One former Fort Worth councilmember called Patrick a “bully” expressing “fake outrage” over the policy. And, as the chair of the state Democratic Party pointed out, schools in Texas have actual problems: “Last I checked, our children are stuck in overcrowded classrooms, the school finance system is broken, the STAAR test is a mess, Pre-K needs to be expanded statewide, and our teachers need a raise, but Tea Party Lt. Gov. Patrick has nothing better to do than police the potties,” said Gilberto Hinojosa in a statement.

No one who has followed Patrick’s stupefying rise to the very top of Texas state government should be surprised by his absurd stance. Patrick has long held positions that are extreme to the point of incoherence: Not only does he support teaching creationism in public schools, but he isn’t so sure about the whole separation-of-church-and-state thing. “Our children must really be confused,” he said at a primary debate in January 2014. “We want them to go to school on Sunday, and we teach them about Jesus Christ and then they go to school on Monday—they can’t pray.

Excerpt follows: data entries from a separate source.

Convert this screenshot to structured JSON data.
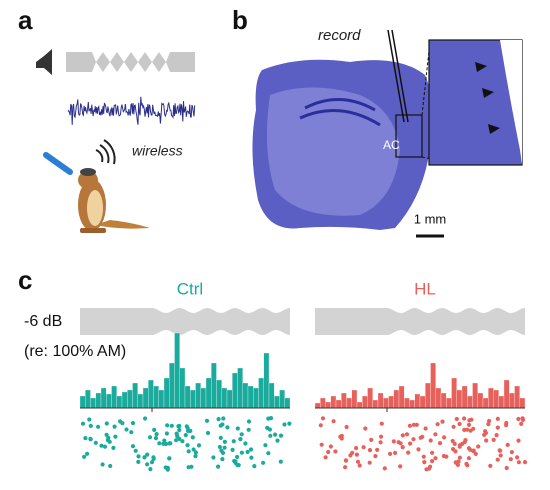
{
  "panel_a": {
    "label": "a",
    "wireless": "wireless"
  },
  "panel_b": {
    "label": "b",
    "record": "record",
    "region": "AC",
    "scale_bar": "1 mm"
  },
  "panel_c": {
    "label": "c",
    "level": "-6 dB",
    "reference": "(re: 100% AM)",
    "groups": [
      {
        "name": "Ctrl",
        "color": "#1aab9c",
        "histogram": [
          12,
          18,
          10,
          15,
          20,
          14,
          22,
          12,
          16,
          18,
          25,
          14,
          20,
          28,
          22,
          18,
          30,
          45,
          75,
          40,
          22,
          18,
          25,
          20,
          30,
          45,
          28,
          20,
          18,
          35,
          40,
          25,
          22,
          20,
          30,
          55,
          25,
          12,
          18,
          10
        ]
      },
      {
        "name": "HL",
        "color": "#e8605c",
        "histogram": [
          5,
          10,
          6,
          12,
          8,
          15,
          10,
          18,
          6,
          12,
          20,
          8,
          15,
          10,
          12,
          18,
          22,
          10,
          8,
          14,
          12,
          25,
          45,
          20,
          15,
          10,
          30,
          18,
          22,
          12,
          25,
          15,
          10,
          20,
          18,
          12,
          28,
          15,
          22,
          10
        ]
      }
    ]
  }
}
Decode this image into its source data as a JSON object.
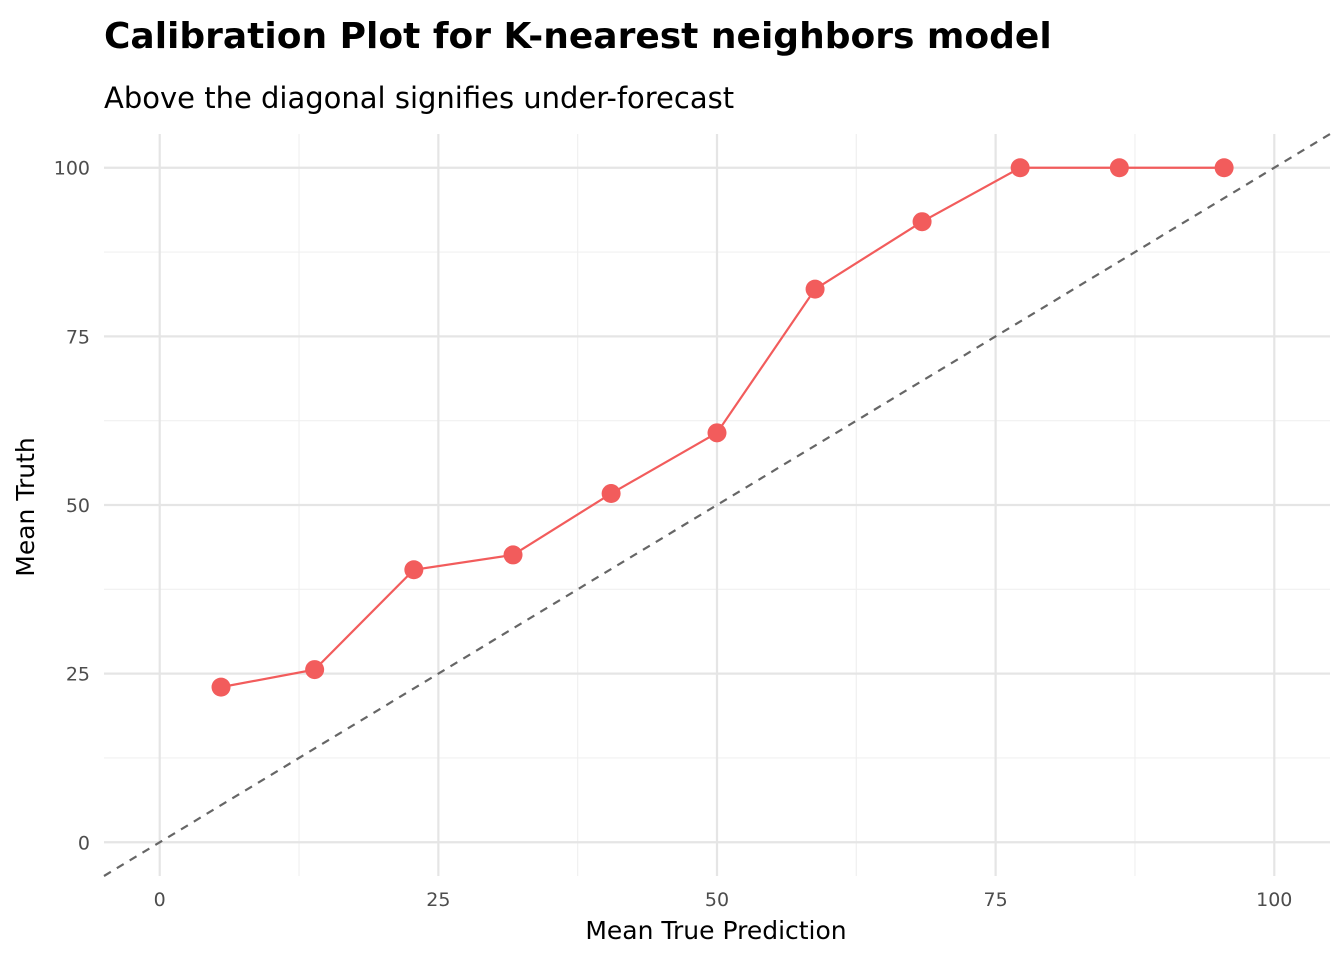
{
  "chart_data": {
    "type": "line",
    "title": "Calibration Plot for K-nearest neighbors model",
    "subtitle": "Above the diagonal signifies under-forecast",
    "xlabel": "Mean True Prediction",
    "ylabel": "Mean Truth",
    "xlim": [
      -5,
      105
    ],
    "ylim": [
      -5,
      105
    ],
    "x_ticks": [
      0,
      25,
      50,
      75,
      100
    ],
    "y_ticks": [
      0,
      25,
      50,
      75,
      100
    ],
    "x_tick_labels": [
      "0",
      "25",
      "50",
      "75",
      "100"
    ],
    "y_tick_labels": [
      "0",
      "25",
      "50",
      "75",
      "100"
    ],
    "grid": true,
    "legend": "none",
    "series": [
      {
        "color": "#f25c5c",
        "x": [
          5.5,
          13.9,
          22.8,
          31.7,
          40.5,
          50.0,
          58.8,
          68.4,
          77.2,
          86.1,
          95.5
        ],
        "y": [
          23.0,
          25.6,
          40.4,
          42.6,
          51.7,
          60.7,
          82.0,
          92.0,
          100.0,
          100.0,
          100.0
        ]
      }
    ],
    "reference_line": {
      "description": "diagonal y = x",
      "style": "dashed",
      "color": "#666666"
    }
  }
}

They can’t learn about creationism. They must really be confused.” Er … yeah.

And, of course, Patrick will do anything to get in the news—that’s how he first made his entrée into public life, as an aggressively zany and (it appeared) frequently intoxicated sportscaster on the CBS affiliate in Houston in the late 1970s. (From a February 1984 Texas Monthly roundup of local newscasters: “Pompous sports-caster Dan Patrick attracts attention, but so does a drunk with a lampshade on his head.”) He was a radio talk show host for years, sort of a Rush Limbaugh–lite, and feels very comfortable behind a microphone.  So of course Patrick will be holding a press conference in Fort Worth to pressure other paragons of virtue to join his calls for Scribner to step down. Like many of his far-right colleagues, Patrick never pauses to consider that his press antics might cause collateral damage along the way—hurting, in this case, kids who just want to use the bathroom.